The Network operates seven facilities across the country, aiming to support specialized centers that focus on evidence-based and activity based therapies. Their practices are standardized, so they are consistent, and detailed outcome measures are recorded to evaluate the program. “That mission was really because of the vision and dedication of Chris and Dana Reeve,” Harkema says. “Chris came to the laboratory at UCLA many years ago when we were just really discovering that these mechanisms did exist in the human spinal cord. His vision was, ‘I can come here and get cutting-edge interventions; how do we make it more accessible to people across the country, regardless of where they live or what their socioeconomic situation is? How do we get this knowledge out to people and access to people more quickly?'”

The remaining pathways can functionally reorganize. Harkema likens the process to the highway system. “You can get from the west to the east on the 10, but if the 10 is shut down somewhere, you still can get there, but it’s going to be by an unknown route, and it’s going to take longer. But more and more, if you have to drive back and forth, you’re going to get more efficient at that route.” Harkema is an associate professor in neurosurgery and the director of research at Frazier Rehab Institute, Louisville, Ky, and also the rehabilitation research director at the Kentucky Spinal Cord Injury Research Center at the University of Louisville.

In a stroke, there is not complete loss of communication between the brain and spinal cord, and in a spinal cord injury, it is probably rare to have a complete loss of connections, she says. By retraining the nervous system, using activity dependent plasticity, certain connections can be strengthened. “So, you can actually change what that functional output is. And it’s not completely dependent upon the brain. And that’s sort of the new finding.
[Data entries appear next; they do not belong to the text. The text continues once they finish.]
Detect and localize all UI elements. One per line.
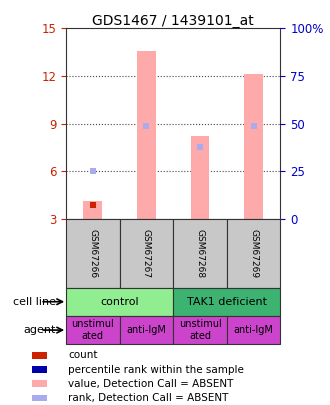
- Text: control: control: [100, 297, 139, 307]
- Bar: [66, 316, 119, 344]
- Bar: [83, 201, 102, 219]
- Text: rank, Detection Call = ABSENT: rank, Detection Call = ABSENT: [68, 393, 228, 403]
- Bar: [227, 219, 280, 288]
- Text: GSM67267: GSM67267: [142, 228, 151, 278]
- Bar: [119, 316, 173, 344]
- Text: agent: agent: [24, 325, 56, 335]
- Bar: [173, 288, 280, 316]
- Bar: [66, 288, 173, 316]
- Text: unstimul
ated: unstimul ated: [71, 319, 114, 341]
- Text: cell line: cell line: [13, 297, 56, 307]
- Text: anti-IgM: anti-IgM: [234, 325, 274, 335]
- Bar: [119, 219, 173, 288]
- Text: GDS1467 / 1439101_at: GDS1467 / 1439101_at: [92, 14, 254, 28]
- Text: value, Detection Call = ABSENT: value, Detection Call = ABSENT: [68, 379, 234, 389]
- Bar: [66, 219, 119, 288]
- Bar: [173, 316, 227, 344]
- Text: anti-IgM: anti-IgM: [126, 325, 166, 335]
- Text: unstimul
ated: unstimul ated: [179, 319, 221, 341]
- Bar: [173, 219, 227, 288]
- Bar: [32, 394, 47, 401]
- Bar: [32, 366, 47, 373]
- Text: count: count: [68, 350, 98, 360]
- Text: GSM67266: GSM67266: [88, 228, 97, 278]
- Bar: [227, 316, 280, 344]
- Text: TAK1 deficient: TAK1 deficient: [187, 297, 267, 307]
- Text: percentile rank within the sample: percentile rank within the sample: [68, 364, 244, 375]
- Text: GSM67268: GSM67268: [196, 228, 205, 278]
- Bar: [191, 136, 210, 219]
- Bar: [32, 352, 47, 359]
- Bar: [244, 75, 263, 219]
- Bar: [137, 51, 156, 219]
- Bar: [32, 380, 47, 387]
- Text: GSM67269: GSM67269: [249, 228, 258, 278]
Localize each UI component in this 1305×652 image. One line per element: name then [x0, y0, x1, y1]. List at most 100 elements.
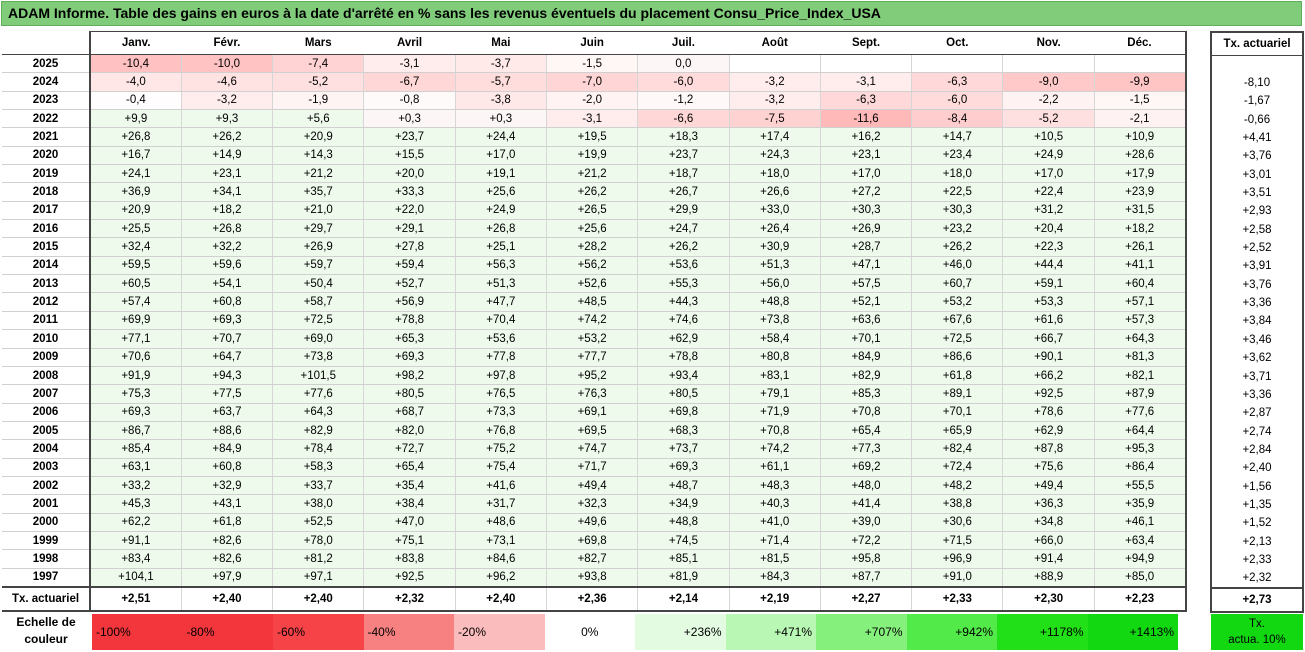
- corner-cell: [2, 31, 91, 55]
- gain-cell: +74,5: [637, 531, 730, 551]
- actuarial-rate-row-label: Tx. actuariel: [2, 585, 91, 612]
- gain-cell: +14,3: [272, 146, 365, 166]
- year-label: 2013: [2, 274, 91, 294]
- gain-cell: +84,6: [455, 549, 547, 569]
- month-header: Mars: [272, 31, 364, 55]
- gain-cell: +29,7: [272, 219, 365, 239]
- table-row: 2001 +45,3 +43,1 +38,0 +38,4 +31,7 +32,3 +34,9 +…: [2, 494, 1187, 514]
- gain-cell: +9,9: [88, 109, 182, 129]
- gain-cell: +83,4: [88, 549, 182, 569]
- gain-cell: +30,3: [820, 201, 913, 221]
- gain-cell: +47,7: [455, 292, 547, 312]
- gain-cell: +69,5: [546, 421, 639, 441]
- table-row: 2002 +33,2 +32,9 +33,7 +35,4 +41,6 +49,4 +48,7 +…: [2, 476, 1187, 496]
- gain-cell: +84,9: [181, 439, 274, 459]
- actuarial-rate-cell: +1,56: [1210, 477, 1304, 497]
- gain-cell: -0,8: [363, 91, 456, 111]
- gain-cell: +62,9: [1002, 421, 1095, 441]
- table-row: 2010 +77,1 +70,7 +69,0 +65,3 +53,6 +53,2 +62,9 +…: [2, 329, 1187, 349]
- actuarial-reference-box: Tx. actua. 10%: [1211, 614, 1303, 650]
- gain-cell: +19,9: [546, 146, 639, 166]
- year-label: 2022: [2, 109, 91, 129]
- table-row: 2007 +75,3 +77,5 +77,6 +80,5 +76,5 +76,3 +80,5 +…: [2, 384, 1187, 404]
- table-row: 2025 -10,4 -10,0 -7,4 -3,1 -3,7 -1,5 0,0: [2, 54, 1187, 74]
- color-scale-label-line1: Echelle de: [16, 615, 76, 629]
- gain-cell: +60,5: [88, 274, 182, 294]
- gain-cell: +93,4: [637, 366, 730, 386]
- gain-cell: +23,1: [820, 146, 913, 166]
- gain-cell: +76,3: [546, 384, 639, 404]
- actuarial-rate-cell: +2,84: [1210, 440, 1304, 460]
- gain-cell: +77,3: [820, 439, 913, 459]
- year-label: 2009: [2, 348, 91, 367]
- table-row: 2012 +57,4 +60,8 +58,7 +56,9 +47,7 +48,5 +44,3 +…: [2, 292, 1187, 312]
- gain-cell: +46,0: [911, 256, 1004, 276]
- gain-cell: +94,3: [181, 366, 274, 386]
- gain-cell: +57,3: [1094, 311, 1187, 331]
- gain-cell: +72,2: [820, 531, 913, 551]
- color-scale-label-line2: couleur: [24, 632, 68, 646]
- gain-cell: +96,2: [455, 568, 547, 588]
- gain-cell: +78,8: [363, 311, 456, 331]
- gain-cell: +78,8: [637, 348, 730, 367]
- gain-cell: +23,9: [1094, 182, 1187, 202]
- gain-cell: +49,6: [546, 513, 639, 532]
- gain-cell: +95,8: [820, 549, 913, 569]
- actuarial-rate-cell: +3,01: [1210, 165, 1304, 185]
- year-label: 2024: [2, 72, 91, 92]
- report-title: ADAM Informe. Table des gains en euros à…: [1, 1, 1302, 26]
- gain-cell: +95,2: [546, 366, 639, 386]
- gain-cell: +18,3: [637, 127, 730, 147]
- gain-cell: +57,1: [1094, 292, 1187, 312]
- monthly-actuarial-rate: +2,14: [637, 585, 730, 612]
- gain-cell: +26,2: [911, 237, 1004, 257]
- table-row: 2016 +25,5 +26,8 +29,7 +29,1 +26,8 +25,6 +24,7 +…: [2, 219, 1187, 239]
- gain-cell: -6,6: [637, 109, 730, 129]
- actuarial-rate-cell: +1,35: [1210, 495, 1304, 515]
- gain-cell: +70,7: [181, 329, 274, 349]
- monthly-actuarial-rate: +2,30: [1002, 585, 1095, 612]
- year-label: 2000: [2, 513, 91, 532]
- gain-cell: +20,0: [363, 164, 456, 184]
- gain-cell: +77,5: [181, 384, 274, 404]
- gain-cell: +70,1: [820, 329, 913, 349]
- gain-cell: +54,1: [181, 274, 274, 294]
- gain-cell: +77,1: [88, 329, 182, 349]
- gain-cell: +69,9: [88, 311, 182, 331]
- gain-cell: -9,9: [1094, 72, 1187, 92]
- gain-cell: +51,3: [729, 256, 821, 276]
- gain-cell: -5,2: [1002, 109, 1095, 129]
- table-row: 2000 +62,2 +61,8 +52,5 +47,0 +48,6 +49,6 +48,8 +…: [2, 513, 1187, 532]
- gain-cell: +46,1: [1094, 513, 1187, 532]
- year-label: 2007: [2, 384, 91, 404]
- gain-cell: +77,8: [455, 348, 547, 367]
- gain-cell: +86,7: [88, 421, 182, 441]
- gain-cell: -3,7: [455, 54, 547, 74]
- gain-cell: +84,9: [820, 348, 913, 367]
- table-row: 2008 +91,9 +94,3 +101,5 +98,2 +97,8 +95,2 +93,4…: [2, 366, 1187, 386]
- gain-cell: +41,1: [1094, 256, 1187, 276]
- gain-cell: +48,0: [820, 476, 913, 496]
- actuarial-rate-cell: +3,36: [1210, 385, 1304, 405]
- gain-cell: +82,4: [911, 439, 1004, 459]
- gain-cell: +78,4: [272, 439, 365, 459]
- gain-cell: +71,5: [911, 531, 1004, 551]
- gain-cell: +26,6: [729, 182, 821, 202]
- gain-cell: +82,7: [546, 549, 639, 569]
- gain-cell: [820, 54, 913, 74]
- monthly-actuarial-rate: +2,40: [181, 585, 274, 612]
- table-row: 2014 +59,5 +59,6 +59,7 +59,4 +56,3 +56,2 +53,6 +…: [2, 256, 1187, 276]
- gain-cell: +41,4: [820, 494, 913, 514]
- gain-cell: -3,8: [455, 91, 547, 111]
- gain-cell: +23,4: [911, 146, 1004, 166]
- gain-cell: +77,6: [1094, 403, 1187, 422]
- gain-cell: +38,0: [272, 494, 365, 514]
- gain-cell: +70,8: [729, 421, 821, 441]
- gain-cell: +53,6: [637, 256, 730, 276]
- gain-cell: -10,0: [181, 54, 274, 74]
- gain-cell: +19,1: [455, 164, 547, 184]
- gain-cell: +26,8: [88, 127, 182, 147]
- gain-cell: +73,3: [455, 403, 547, 422]
- gain-cell: +69,8: [637, 403, 730, 422]
- color-scale-swatch: +707%: [816, 614, 907, 650]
That’s what we’re adding to the repertoire of physical therapists.” The former top-down approach-of figuring out how much brain function remains and tapping it or compensating for a deficit-has morphed into: recovering what appears to be a deficit via the neuromechanism of activity dependent plasticity, which has been translated into a clinical term: activity based therapy. “This means you activate the nerve system below the level of injury or the affected part of the nervous system,” Harkema says. “So, in a stroke, for example, it means you activate the arm that’s affected, you activate the leg that’s affected versus compensate for it.”

One way to do that, specifically for standing-walking, is locomotor training. The spinal cord is very complex, and it can forget, remember, relearn, and make decisions, Harkema says. And it can integrate complex information, such as the position of the leg, or whether a muscle is contracting, or whether the patient has weight on one leg or both legs. With that information-even if the person doesn’t recognize it like they did before a spinal cord injury or stroke-the spinal cord itself, especially in stroke, still gets the signals and can interpret them. If patients practice walking with the right cues, such as walking at a normal walking speed with the right kinematics of the legs, flexion, extension, alternating weight-bearing, and they do it over and over and over again, the networks of the nervous system and their connections, will be optimized to do it better, she says.
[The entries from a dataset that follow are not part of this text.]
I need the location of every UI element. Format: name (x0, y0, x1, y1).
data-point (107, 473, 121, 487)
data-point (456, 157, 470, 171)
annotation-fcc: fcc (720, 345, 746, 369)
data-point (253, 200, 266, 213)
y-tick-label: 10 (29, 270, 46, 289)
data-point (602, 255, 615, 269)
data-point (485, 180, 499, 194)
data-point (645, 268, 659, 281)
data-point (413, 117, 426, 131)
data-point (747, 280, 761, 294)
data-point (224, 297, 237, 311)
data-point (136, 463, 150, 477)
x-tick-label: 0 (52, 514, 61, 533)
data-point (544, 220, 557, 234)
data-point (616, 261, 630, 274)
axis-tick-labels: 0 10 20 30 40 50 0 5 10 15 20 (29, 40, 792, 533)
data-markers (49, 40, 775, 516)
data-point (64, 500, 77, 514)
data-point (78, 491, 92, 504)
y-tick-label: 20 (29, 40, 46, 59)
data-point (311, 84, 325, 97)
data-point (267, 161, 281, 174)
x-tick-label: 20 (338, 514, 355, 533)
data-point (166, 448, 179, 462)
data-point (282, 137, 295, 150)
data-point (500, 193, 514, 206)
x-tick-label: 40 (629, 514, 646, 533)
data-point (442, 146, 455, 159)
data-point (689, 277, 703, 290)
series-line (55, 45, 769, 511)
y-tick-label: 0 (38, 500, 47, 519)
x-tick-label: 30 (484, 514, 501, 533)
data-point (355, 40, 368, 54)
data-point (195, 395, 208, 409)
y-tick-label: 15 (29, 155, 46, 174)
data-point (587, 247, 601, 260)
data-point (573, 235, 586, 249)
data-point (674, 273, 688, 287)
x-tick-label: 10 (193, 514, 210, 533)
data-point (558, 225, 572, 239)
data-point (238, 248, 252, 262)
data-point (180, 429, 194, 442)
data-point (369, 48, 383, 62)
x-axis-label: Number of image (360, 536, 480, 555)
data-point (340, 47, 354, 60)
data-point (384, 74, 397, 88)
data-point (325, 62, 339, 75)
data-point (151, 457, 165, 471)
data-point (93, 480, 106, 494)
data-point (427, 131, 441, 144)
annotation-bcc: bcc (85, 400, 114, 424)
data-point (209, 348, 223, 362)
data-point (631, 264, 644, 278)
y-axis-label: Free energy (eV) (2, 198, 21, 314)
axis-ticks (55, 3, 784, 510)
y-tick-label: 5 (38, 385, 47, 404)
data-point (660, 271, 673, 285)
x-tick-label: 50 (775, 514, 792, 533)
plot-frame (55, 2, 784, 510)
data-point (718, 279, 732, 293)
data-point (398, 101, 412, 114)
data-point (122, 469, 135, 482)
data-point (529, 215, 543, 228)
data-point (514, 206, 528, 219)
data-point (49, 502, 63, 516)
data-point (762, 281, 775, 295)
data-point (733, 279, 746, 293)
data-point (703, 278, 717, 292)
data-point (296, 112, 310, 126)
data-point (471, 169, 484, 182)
“We just started implementing these concepts,” Harkema says of the Network. “We’re just beginning to scratch the surface of the efficacy, or which patients would most benefit, or what’s the best way to do it.” The principles are just being introduced to rehabilitative environments, and while much is still to be learned, Harkema says the nervous system will continue to change even years after a stroke or a spinal cord injury and the possibility remains of guiding the change to be more functional.